Over at io9 there’s this post, “How to make sure the language in your historical fantasy novel is period-accurate.” And while “fantasy novel” and “period-accurate” seem contradictory to me, I was happy that the article directed me to two interesting online resources that may also interest . . . you!
1. The Jane Austen Word List: Author Mary Robinette Kowal compiled a list “of all the words that are in the collected works of Jane Austen” (14,793!). You can install it as a “language” in OpenOffice (click here for instructions), then spell check your document against it, which will highlight any words that Austen didn’t use. (Kowal: “It also includes some of Miss Austen’s specific spellings like ‘shew’ and ‘chuse.'”) This would obviously be useful for anyone who wants to write a project using only Austen’s vocabulary. And assuming that Kowal didn’t slip up, we can see that Ms. Austen’s works are zombie-free, the only z-initial words that she used being zeal, zealous, zealously, and zigzags. (Sorry, Seth Grahame-Smith.)
2. The Google Ngram Viewer: This allows you to see check how frequently a word appears over time in any book that Google Books documents. So, for instance, here are the results for “zombie”:
Thus, while it would certainly be all right to have a zombie appear in a novel set before 1920, if you want to remain period-accurate, none of the other (English-speaking) characters should know to call the thing that.
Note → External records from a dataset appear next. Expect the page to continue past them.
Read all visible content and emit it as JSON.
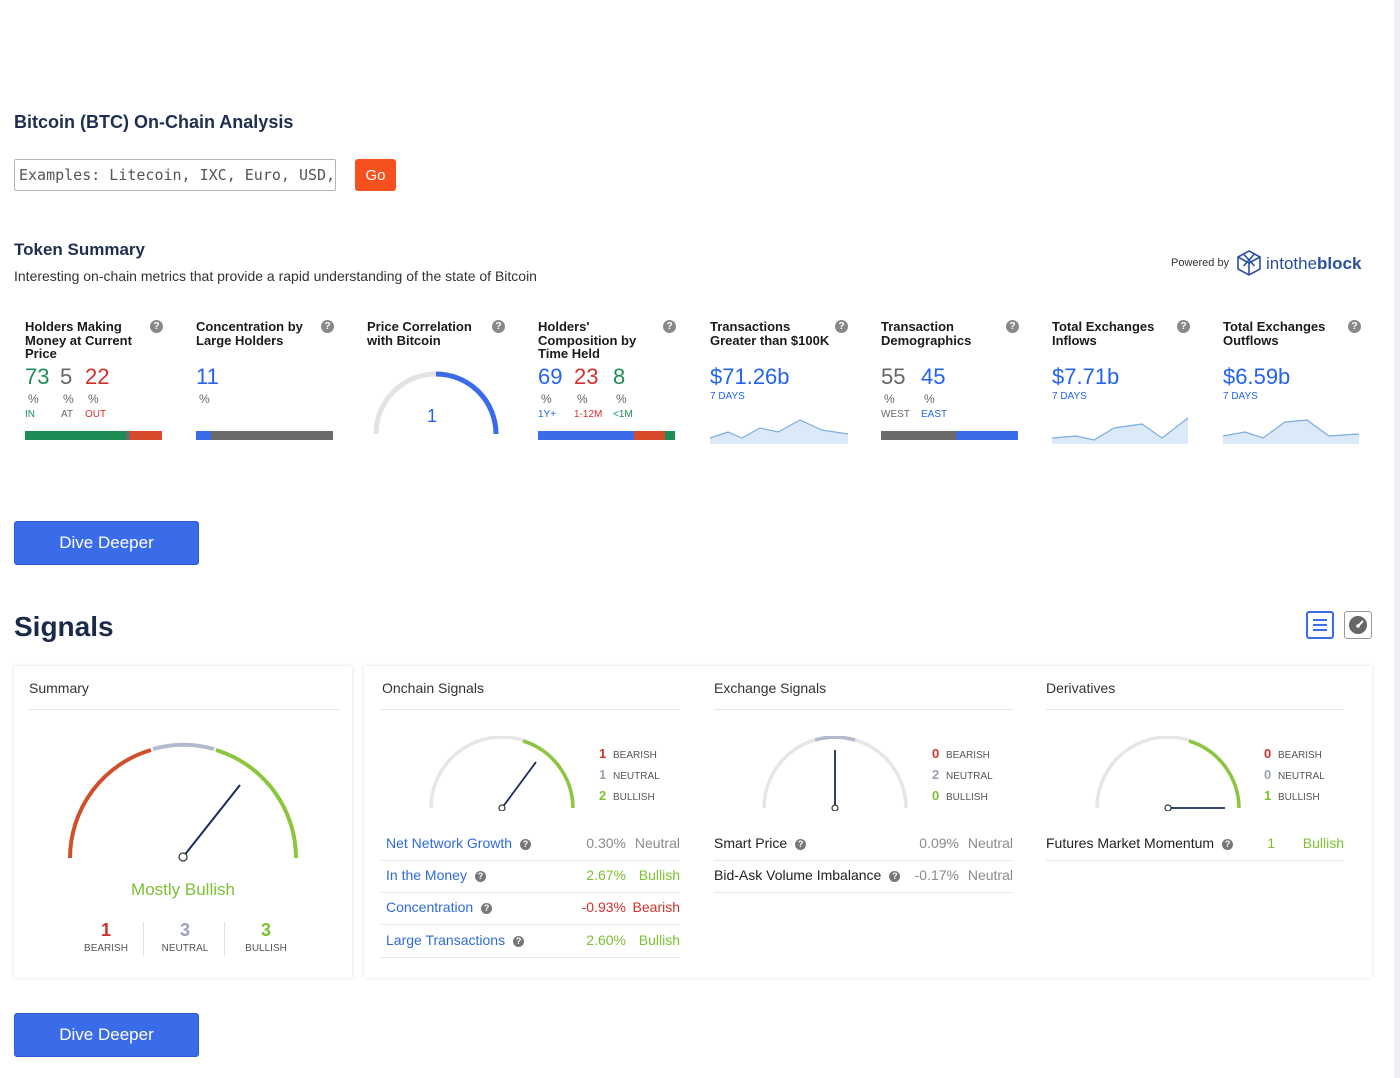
{
  "page": {
    "title": "Bitcoin (BTC) On-Chain Analysis"
  },
  "search": {
    "placeholder": "Examples: Litecoin, IXC, Euro, USD, Silver",
    "go_label": "Go"
  },
  "token_summary": {
    "title": "Token Summary",
    "subtitle": "Interesting on-chain metrics that provide a rapid understanding of the state of Bitcoin",
    "powered_by": "Powered by",
    "brand_light": "intothe",
    "brand_bold": "block"
  },
  "metrics": [
    {
      "title": "Holders Making Money at Current Price",
      "values": [
        "73",
        "5",
        "22"
      ],
      "units": [
        "%",
        "%",
        "%"
      ],
      "captions": [
        "IN",
        "AT",
        "OUT"
      ],
      "bar": [
        73,
        5,
        22
      ]
    },
    {
      "title": "Concentration by Large Holders",
      "values": [
        "11"
      ],
      "units": [
        "%"
      ],
      "bar": [
        11,
        89
      ]
    },
    {
      "title": "Price Correlation with Bitcoin",
      "value": "1",
      "gauge_fraction": 1.0
    },
    {
      "title": "Holders' Composition by Time Held",
      "values": [
        "69",
        "23",
        "8"
      ],
      "units": [
        "%",
        "%",
        "%"
      ],
      "captions": [
        "1Y+",
        "1-12M",
        "<1M"
      ],
      "bar": [
        69,
        23,
        8
      ]
    },
    {
      "title": "Transactions Greater than $100K",
      "value": "$71.26b",
      "caption": "7 DAYS"
    },
    {
      "title": "Transaction Demographics",
      "values": [
        "55",
        "45"
      ],
      "units": [
        "%",
        "%"
      ],
      "captions": [
        "WEST",
        "EAST"
      ],
      "bar": [
        55,
        45
      ]
    },
    {
      "title": "Total Exchanges Inflows",
      "value": "$7.71b",
      "caption": "7 DAYS"
    },
    {
      "title": "Total Exchanges Outflows",
      "value": "$6.59b",
      "caption": "7 DAYS"
    }
  ],
  "dive_deeper_label": "Dive Deeper",
  "signals": {
    "title": "Signals",
    "summary": {
      "title": "Summary",
      "status": "Mostly Bullish",
      "counts": [
        {
          "n": "1",
          "label": "BEARISH"
        },
        {
          "n": "3",
          "label": "NEUTRAL"
        },
        {
          "n": "3",
          "label": "BULLISH"
        }
      ]
    },
    "onchain": {
      "title": "Onchain Signals",
      "legend": [
        {
          "n": "1",
          "label": "BEARISH"
        },
        {
          "n": "1",
          "label": "NEUTRAL"
        },
        {
          "n": "2",
          "label": "BULLISH"
        }
      ],
      "rows": [
        {
          "name": "Net Network Growth",
          "pct": "0.30%",
          "status": "Neutral"
        },
        {
          "name": "In the Money",
          "pct": "2.67%",
          "status": "Bullish"
        },
        {
          "name": "Concentration",
          "pct": "-0.93%",
          "status": "Bearish"
        },
        {
          "name": "Large Transactions",
          "pct": "2.60%",
          "status": "Bullish"
        }
      ]
    },
    "exchange": {
      "title": "Exchange Signals",
      "legend": [
        {
          "n": "0",
          "label": "BEARISH"
        },
        {
          "n": "2",
          "label": "NEUTRAL"
        },
        {
          "n": "0",
          "label": "BULLISH"
        }
      ],
      "rows": [
        {
          "name": "Smart Price",
          "pct": "0.09%",
          "status": "Neutral"
        },
        {
          "name": "Bid-Ask Volume Imbalance",
          "pct": "-0.17%",
          "status": "Neutral"
        }
      ]
    },
    "derivatives": {
      "title": "Derivatives",
      "legend": [
        {
          "n": "0",
          "label": "BEARISH"
        },
        {
          "n": "0",
          "label": "NEUTRAL"
        },
        {
          "n": "1",
          "label": "BULLISH"
        }
      ],
      "rows": [
        {
          "name": "Futures Market Momentum",
          "pct": "1",
          "status": "Bullish"
        }
      ]
    }
  },
  "colors": {
    "green": "#1e8c55",
    "red": "#d0312d",
    "blue": "#2463eb",
    "bullish": "#7cc133",
    "accent_orange": "#f4511e",
    "button_blue": "#3a6be8"
  },
  "icons": {
    "help": "question-circle-icon",
    "list_view": "list-icon",
    "gauge_view": "gauge-icon",
    "brand": "cube-logo-icon"
  }
}
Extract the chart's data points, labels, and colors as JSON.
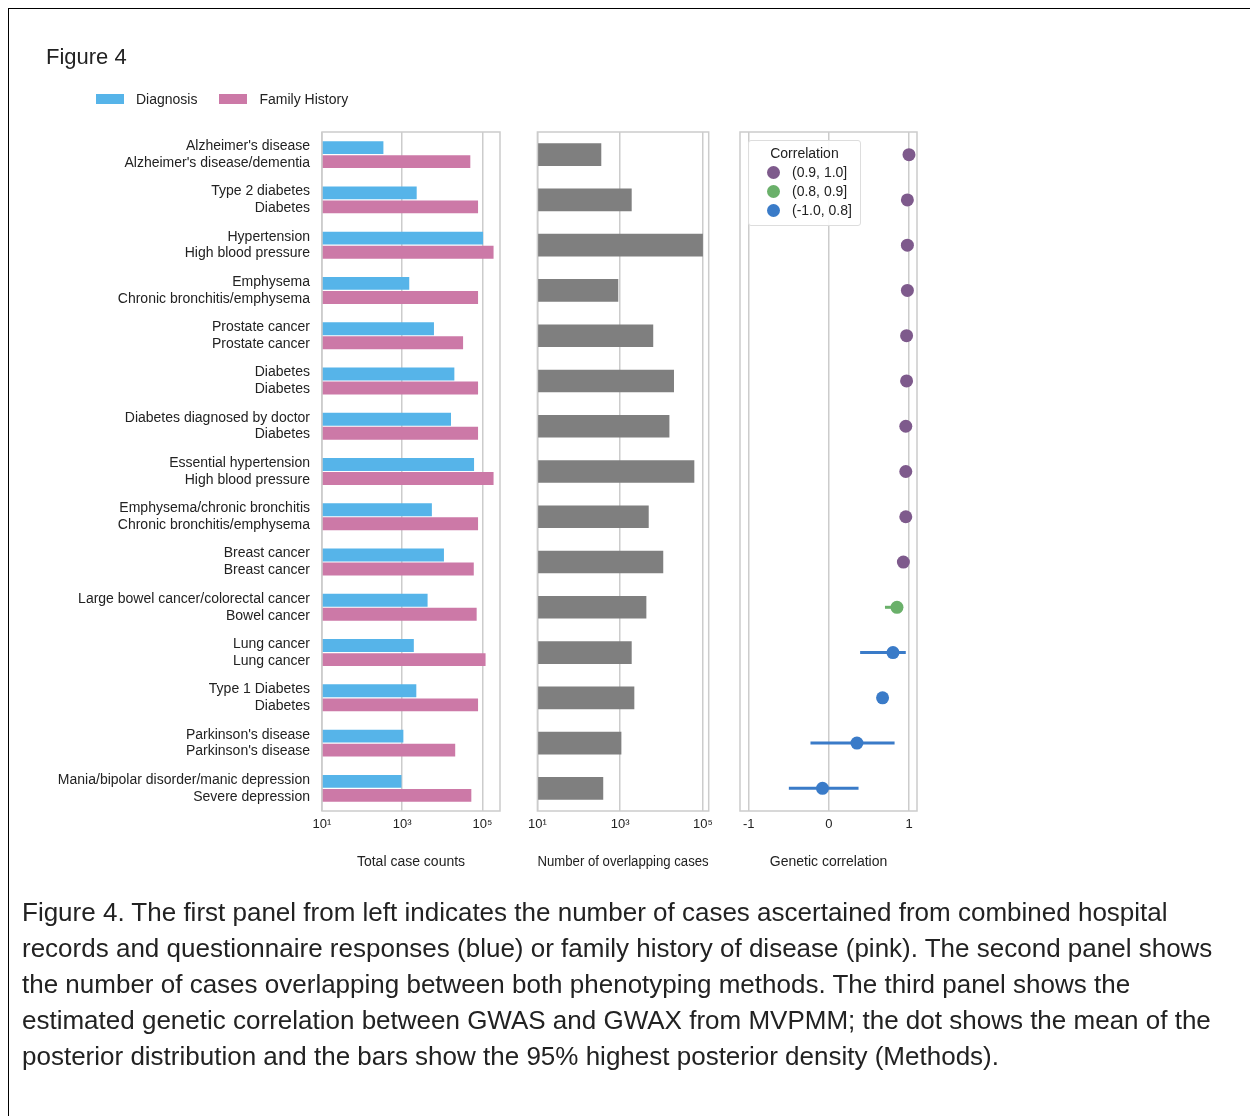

. . . So those were the tools linked to at io9. But I wrote this post mainly because I wanted to call attention to another, related tool:
3. The Historical Thesaurus of the OED: The online version of this isn’t free, true, but you can find a bound copy in many libraries (and many schools provide online access). More than forty years in the making, this thesaurus tells you when a word was a synonym for another word (or since when). Thus, if your zombie novel were set in the 15th century, its monsters could be referred to as “carrion,” that term having once been “applied to a dead man or corpse that ‘walks’ or returns to earth” (but which has since then become obsolete).